How do you use the disk or shell method to find the volume of the solid generated by revolving the regions bounded by the graphs of y = x^(1/2), y = 2, and x = 0 about the line x = -1?

Oct 19, 2015

See the explanation section, below.

Explanation:

Here is a picture of the region with a thin slice taken vertically.

So thickness is $\mathrm{dx}$ and we will use cylindrical shells.

The representative shell will have volume
$2 \pi \text{radius" * "height" * "thickness} = 2 \pi \left(x + 1\right) \left(2 - \sqrt{x}\right) \mathrm{dx}$.

We see that the values of $x$ vary from $0$ to $4$

So the volume of the solid is found by evaluating:

${\int}_{0}^{4} 2 \pi \left(x + 1\right) \left(2 - \sqrt{x}\right) \mathrm{dx} = 2 \pi {\int}_{0}^{4} \left(x + 1\right) \left(2 - \sqrt{x}\right) \mathrm{dx}$

Expand the product and integrate term by term.

To use disks/washers , we need to take our slices perpendicular to the axis of rotation as shown below.

The curve is now expressed as $x = {y}^{2}$

The representative washer has volume: $\pi \left({R}^{2} - {r}^{2}\right) \mathrm{dy}$ Where $r$ is the greater radius ($x = - 1$ to $x = {y}^{2}$) and $r$ is the lesser radius ($x = - 1$ to $x = 0$) and the thickness is $\mathrm{dy}$.

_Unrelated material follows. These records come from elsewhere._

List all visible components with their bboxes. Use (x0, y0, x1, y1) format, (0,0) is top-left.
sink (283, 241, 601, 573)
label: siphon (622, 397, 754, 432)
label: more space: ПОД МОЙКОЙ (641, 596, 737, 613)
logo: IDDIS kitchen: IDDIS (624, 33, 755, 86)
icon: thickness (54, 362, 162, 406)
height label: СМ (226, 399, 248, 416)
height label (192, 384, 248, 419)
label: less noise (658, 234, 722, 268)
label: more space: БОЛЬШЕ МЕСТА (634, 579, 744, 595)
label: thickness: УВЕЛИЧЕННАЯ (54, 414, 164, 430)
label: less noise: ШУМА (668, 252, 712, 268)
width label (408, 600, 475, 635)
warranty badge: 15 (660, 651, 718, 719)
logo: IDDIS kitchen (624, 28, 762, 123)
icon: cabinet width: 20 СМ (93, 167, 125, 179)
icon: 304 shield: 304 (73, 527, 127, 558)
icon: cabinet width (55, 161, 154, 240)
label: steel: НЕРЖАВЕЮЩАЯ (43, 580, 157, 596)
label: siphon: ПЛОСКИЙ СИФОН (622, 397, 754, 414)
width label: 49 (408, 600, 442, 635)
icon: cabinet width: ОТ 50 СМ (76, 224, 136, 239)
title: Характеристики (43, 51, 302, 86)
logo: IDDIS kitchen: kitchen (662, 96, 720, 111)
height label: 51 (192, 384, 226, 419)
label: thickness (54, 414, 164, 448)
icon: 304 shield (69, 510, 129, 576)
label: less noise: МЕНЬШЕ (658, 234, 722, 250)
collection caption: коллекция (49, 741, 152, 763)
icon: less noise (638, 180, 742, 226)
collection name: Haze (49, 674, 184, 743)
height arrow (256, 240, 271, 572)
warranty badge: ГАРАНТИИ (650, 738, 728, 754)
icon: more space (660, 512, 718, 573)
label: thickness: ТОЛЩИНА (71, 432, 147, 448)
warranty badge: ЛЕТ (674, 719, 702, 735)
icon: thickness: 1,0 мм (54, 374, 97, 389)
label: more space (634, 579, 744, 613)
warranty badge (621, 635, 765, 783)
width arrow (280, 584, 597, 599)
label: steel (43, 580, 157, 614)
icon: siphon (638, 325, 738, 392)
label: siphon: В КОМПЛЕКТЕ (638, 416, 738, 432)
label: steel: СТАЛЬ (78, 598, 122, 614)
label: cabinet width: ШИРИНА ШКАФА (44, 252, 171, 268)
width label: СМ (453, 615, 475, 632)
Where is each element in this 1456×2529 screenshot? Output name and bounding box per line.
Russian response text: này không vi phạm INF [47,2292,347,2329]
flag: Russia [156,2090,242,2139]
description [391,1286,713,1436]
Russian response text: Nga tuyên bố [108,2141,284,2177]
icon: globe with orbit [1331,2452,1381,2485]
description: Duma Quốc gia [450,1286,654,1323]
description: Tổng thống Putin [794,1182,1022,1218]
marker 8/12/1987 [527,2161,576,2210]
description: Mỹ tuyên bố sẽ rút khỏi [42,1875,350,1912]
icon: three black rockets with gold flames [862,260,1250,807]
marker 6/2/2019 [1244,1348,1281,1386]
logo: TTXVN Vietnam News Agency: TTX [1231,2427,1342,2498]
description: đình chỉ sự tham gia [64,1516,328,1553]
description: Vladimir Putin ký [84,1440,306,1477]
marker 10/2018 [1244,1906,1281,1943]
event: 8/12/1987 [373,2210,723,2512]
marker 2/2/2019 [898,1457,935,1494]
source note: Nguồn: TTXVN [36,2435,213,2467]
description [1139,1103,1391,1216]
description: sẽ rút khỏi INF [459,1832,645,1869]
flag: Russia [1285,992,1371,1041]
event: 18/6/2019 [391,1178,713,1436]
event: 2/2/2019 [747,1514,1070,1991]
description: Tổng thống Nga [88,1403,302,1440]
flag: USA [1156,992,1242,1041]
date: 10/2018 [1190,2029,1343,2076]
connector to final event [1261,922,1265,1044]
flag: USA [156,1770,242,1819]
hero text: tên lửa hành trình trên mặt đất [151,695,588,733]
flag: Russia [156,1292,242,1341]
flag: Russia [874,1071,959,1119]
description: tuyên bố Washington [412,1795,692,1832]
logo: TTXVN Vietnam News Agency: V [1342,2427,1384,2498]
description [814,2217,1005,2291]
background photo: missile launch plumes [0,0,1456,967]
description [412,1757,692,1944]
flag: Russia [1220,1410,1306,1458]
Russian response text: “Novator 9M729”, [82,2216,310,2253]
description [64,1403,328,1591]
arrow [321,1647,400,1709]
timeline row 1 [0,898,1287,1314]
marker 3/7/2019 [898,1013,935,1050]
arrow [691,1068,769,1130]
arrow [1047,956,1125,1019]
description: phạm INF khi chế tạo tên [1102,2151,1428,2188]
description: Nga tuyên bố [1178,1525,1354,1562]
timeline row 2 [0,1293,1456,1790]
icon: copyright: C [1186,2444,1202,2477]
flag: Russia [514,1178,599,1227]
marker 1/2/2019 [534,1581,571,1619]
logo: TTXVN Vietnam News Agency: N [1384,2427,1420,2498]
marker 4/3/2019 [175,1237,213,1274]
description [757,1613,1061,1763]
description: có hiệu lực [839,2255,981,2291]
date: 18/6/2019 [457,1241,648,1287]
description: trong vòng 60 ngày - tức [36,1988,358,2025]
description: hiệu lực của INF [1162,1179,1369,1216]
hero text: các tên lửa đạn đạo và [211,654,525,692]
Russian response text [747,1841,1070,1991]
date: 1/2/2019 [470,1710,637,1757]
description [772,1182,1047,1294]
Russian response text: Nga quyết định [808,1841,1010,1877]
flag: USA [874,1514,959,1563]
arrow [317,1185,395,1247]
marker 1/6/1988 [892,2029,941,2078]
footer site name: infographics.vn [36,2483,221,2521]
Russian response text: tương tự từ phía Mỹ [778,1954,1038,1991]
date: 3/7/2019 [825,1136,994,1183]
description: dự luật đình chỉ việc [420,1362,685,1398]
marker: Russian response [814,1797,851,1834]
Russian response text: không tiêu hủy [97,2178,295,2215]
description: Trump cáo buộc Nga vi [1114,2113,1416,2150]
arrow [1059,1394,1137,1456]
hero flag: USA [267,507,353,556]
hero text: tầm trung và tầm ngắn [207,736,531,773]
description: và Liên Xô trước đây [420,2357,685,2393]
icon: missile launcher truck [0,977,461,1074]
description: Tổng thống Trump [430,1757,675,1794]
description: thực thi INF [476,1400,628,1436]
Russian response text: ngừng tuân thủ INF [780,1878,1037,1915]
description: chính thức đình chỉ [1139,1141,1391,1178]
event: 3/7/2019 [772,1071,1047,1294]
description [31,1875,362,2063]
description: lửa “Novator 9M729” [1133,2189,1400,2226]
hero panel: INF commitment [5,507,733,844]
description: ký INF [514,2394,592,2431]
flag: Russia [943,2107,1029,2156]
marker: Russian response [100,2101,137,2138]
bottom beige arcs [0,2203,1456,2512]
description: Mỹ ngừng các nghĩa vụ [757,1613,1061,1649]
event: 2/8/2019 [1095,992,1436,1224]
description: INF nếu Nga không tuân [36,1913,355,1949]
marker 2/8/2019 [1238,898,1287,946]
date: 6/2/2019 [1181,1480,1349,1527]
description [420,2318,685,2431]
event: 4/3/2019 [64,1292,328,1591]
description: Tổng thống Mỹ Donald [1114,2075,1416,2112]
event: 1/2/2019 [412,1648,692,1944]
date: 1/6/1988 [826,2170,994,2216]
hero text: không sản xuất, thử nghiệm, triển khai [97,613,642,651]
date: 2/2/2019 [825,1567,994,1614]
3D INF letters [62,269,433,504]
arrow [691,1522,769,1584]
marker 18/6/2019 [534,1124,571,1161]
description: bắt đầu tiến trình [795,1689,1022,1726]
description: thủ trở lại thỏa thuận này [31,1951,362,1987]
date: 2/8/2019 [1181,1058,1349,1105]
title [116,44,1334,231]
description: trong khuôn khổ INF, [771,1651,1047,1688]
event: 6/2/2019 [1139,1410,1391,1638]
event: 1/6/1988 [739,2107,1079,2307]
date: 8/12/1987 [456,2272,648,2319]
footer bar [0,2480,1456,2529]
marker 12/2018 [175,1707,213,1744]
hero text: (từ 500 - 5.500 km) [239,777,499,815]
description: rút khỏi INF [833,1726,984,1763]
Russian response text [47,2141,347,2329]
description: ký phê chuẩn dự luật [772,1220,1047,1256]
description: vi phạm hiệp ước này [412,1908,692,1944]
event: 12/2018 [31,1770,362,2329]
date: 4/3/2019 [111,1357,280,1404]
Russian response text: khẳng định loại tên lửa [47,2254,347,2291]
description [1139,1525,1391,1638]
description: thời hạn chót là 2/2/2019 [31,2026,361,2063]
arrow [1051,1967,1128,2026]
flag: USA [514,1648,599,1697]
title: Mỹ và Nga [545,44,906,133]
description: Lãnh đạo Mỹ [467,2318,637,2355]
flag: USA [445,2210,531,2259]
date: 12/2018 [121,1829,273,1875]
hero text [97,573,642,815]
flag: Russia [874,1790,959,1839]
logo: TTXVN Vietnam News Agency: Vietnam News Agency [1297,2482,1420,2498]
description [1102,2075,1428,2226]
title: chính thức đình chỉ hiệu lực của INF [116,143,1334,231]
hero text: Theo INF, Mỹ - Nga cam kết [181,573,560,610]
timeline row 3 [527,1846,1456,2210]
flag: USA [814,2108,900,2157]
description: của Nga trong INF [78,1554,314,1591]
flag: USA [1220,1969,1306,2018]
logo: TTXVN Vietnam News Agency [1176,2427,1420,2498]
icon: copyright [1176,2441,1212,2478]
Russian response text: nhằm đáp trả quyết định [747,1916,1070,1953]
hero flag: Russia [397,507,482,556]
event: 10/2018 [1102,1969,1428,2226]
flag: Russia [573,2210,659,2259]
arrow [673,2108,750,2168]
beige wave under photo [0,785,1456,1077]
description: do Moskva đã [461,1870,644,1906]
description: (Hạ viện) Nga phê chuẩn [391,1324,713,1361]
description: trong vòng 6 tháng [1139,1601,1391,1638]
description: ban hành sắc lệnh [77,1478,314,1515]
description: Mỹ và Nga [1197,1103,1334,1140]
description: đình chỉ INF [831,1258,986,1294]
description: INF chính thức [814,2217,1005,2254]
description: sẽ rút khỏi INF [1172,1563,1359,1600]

$y$ goes from $0$ to $2$, so the Volume is

${\int}_{0}^{2} \pi \left({\left({y}^{2} + 1\right)}^{2} - {\left(1\right)}^{1}\right) \mathrm{dy} = \pi {\int}_{0}^{2} \left({\left({y}^{2} + 1\right)}^{2} - {\left(1\right)}^{1}\right) \mathrm{dy}$

Again, expand and integrate term by term.